The plot of the first two books follows the madness, ambitions, hopes, and dreams of several inhabitants:
The old depressed Lord Sepulchrave, 76th Earl of Groan, whose only escape from the demands of his office is his library. His son, the 77th Earl Titus Groan who is born into Gormenghast and but an infant for the entire length of the first book, and whose yearning for freedom from the life written for him is a major driver for changes; along with the ambition of Steerpike, the kitchen boy of unknown origin; Sepulchrave’s loyal servant Mr Flay whose coming is ever accompanied by the persistent cracking of his joints and who takes marvellous pride in his profession; his nemesis, the horroresque cook Swelter; the hopelessly romantic, touchingly impulsive, artistic melancholy sister of Titus, Lady Fuchsia Groan, whose intense childhood and youth we follow; the uncannily mad but eerily ambitious twin sisters of Sepulchrave, Cora and Clarice; the inquisitive Dr.
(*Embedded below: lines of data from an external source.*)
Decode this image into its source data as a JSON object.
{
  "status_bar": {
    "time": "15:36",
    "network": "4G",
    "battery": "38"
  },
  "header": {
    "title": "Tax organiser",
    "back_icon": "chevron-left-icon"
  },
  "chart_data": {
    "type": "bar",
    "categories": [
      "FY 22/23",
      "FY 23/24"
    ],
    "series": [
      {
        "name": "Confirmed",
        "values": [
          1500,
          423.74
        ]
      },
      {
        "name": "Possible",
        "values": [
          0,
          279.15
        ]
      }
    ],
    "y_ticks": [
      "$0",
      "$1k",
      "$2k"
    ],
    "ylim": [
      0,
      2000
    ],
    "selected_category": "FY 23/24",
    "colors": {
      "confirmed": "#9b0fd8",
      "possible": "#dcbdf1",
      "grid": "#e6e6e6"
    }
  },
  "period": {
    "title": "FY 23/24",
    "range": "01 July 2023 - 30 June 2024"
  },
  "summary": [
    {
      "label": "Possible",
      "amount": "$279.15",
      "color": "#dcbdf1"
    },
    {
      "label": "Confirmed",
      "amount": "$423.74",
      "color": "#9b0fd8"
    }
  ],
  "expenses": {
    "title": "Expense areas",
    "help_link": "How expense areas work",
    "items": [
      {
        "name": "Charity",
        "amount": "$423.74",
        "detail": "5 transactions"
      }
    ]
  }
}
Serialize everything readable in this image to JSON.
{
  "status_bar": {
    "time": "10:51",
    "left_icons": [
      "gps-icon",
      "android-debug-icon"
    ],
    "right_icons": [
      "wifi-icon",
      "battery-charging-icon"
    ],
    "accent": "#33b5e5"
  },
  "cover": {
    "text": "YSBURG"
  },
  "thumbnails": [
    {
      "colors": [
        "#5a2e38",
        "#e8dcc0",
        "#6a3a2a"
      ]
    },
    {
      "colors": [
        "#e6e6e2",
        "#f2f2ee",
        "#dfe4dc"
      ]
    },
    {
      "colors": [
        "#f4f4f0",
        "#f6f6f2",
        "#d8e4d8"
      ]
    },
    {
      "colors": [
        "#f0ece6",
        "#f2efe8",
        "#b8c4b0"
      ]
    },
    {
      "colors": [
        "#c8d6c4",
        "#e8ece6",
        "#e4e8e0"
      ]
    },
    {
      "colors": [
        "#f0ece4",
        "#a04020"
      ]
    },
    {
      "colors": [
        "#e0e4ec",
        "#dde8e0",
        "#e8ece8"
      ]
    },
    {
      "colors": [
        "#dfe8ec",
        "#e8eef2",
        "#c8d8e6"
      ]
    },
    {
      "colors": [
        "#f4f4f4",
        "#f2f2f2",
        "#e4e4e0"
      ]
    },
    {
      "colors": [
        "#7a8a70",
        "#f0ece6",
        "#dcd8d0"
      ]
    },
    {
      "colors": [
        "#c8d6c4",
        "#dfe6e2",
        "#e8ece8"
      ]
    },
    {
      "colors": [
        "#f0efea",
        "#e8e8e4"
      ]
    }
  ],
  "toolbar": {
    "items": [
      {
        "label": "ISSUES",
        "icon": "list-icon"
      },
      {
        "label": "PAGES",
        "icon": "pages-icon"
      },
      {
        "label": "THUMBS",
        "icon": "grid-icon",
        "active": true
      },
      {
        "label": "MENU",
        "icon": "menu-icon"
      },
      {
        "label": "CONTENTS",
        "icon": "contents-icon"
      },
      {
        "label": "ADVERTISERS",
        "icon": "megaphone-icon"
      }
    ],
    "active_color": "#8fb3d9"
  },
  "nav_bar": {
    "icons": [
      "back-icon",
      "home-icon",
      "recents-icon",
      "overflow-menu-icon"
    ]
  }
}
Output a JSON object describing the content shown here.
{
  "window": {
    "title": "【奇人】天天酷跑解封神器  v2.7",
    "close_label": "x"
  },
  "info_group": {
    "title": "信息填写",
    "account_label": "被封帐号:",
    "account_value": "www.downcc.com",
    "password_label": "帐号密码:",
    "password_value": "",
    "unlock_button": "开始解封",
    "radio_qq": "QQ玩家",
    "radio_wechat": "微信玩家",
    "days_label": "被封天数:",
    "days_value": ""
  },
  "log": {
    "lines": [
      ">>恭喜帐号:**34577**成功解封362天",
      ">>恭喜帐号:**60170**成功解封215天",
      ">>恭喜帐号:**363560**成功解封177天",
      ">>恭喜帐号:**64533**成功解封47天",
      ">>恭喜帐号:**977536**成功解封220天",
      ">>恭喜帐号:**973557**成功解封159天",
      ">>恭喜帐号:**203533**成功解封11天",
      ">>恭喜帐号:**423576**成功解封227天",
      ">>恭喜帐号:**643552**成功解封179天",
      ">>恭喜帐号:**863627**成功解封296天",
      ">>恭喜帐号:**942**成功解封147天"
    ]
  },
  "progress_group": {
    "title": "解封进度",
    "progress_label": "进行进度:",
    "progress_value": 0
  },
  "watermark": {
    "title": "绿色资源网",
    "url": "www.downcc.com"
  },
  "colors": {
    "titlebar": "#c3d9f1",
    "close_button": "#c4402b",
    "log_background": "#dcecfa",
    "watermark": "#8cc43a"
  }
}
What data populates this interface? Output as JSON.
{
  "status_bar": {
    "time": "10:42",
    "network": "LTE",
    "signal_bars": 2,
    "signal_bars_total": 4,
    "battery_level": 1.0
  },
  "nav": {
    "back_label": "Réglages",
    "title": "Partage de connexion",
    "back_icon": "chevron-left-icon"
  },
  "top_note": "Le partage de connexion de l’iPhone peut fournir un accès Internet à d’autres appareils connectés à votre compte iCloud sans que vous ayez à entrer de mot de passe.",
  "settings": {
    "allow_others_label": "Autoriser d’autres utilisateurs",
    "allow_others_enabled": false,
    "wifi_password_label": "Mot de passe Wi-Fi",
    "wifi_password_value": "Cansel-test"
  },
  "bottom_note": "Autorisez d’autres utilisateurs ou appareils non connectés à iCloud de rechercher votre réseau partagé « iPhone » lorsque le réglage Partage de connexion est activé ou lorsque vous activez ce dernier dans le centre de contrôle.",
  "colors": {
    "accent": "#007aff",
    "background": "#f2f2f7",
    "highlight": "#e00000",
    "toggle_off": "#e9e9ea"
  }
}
Alfred Prunesquallor and his annoying, vain sister Irma who is in dire need of love; the ever-fussy Nannie Slag; Sourdust, the ancient master of ritual, and his son Barquentine, the school professor Bellgrove, the Bright Carvers, The Thing, Kedra…
The first two books follow the castle inhabitants over several years through many events and developments: the library is burned, central characters die, others fall in love, and out of love; the castle is flooded, some characters manipulate others, some follow their hopes, others kill, yet others find a new life; some meet tragic ends; and Gormenghast castle is always in the background… many things happen, but the book takes its sweet time for them. I think comparisons with Tolkien’s Lord of the Rings are not entirely misplaced.
(For me, the third book in the trilogy felt rather odd and off. We leave Gormenghast behind and enter a world that is even stranger and more unpredictable. Maybe that is an accurate depiction of what it feels like to have grown up within the castle and then leave it. Also, the additional layer of Mervyn Peake’s alleged dwindling mental faculties during its writing makes the oddness of the book all the more eerie.)
I loved these first two books for their very own distinctive feel – not always smooth or easy to read, but richly rewarding, and always one-of-a-kind. You do need a lot of patience and time to let the picture these books paint develop, and flow, though. Suffice it to say that Mervyn Peake’s trilogy is a grand piece of olde English literature (and that I have probably learnt more new English words from it than during the whole previous year, although I would hazard a guess that Peake’s favourite word might just be “undulating”).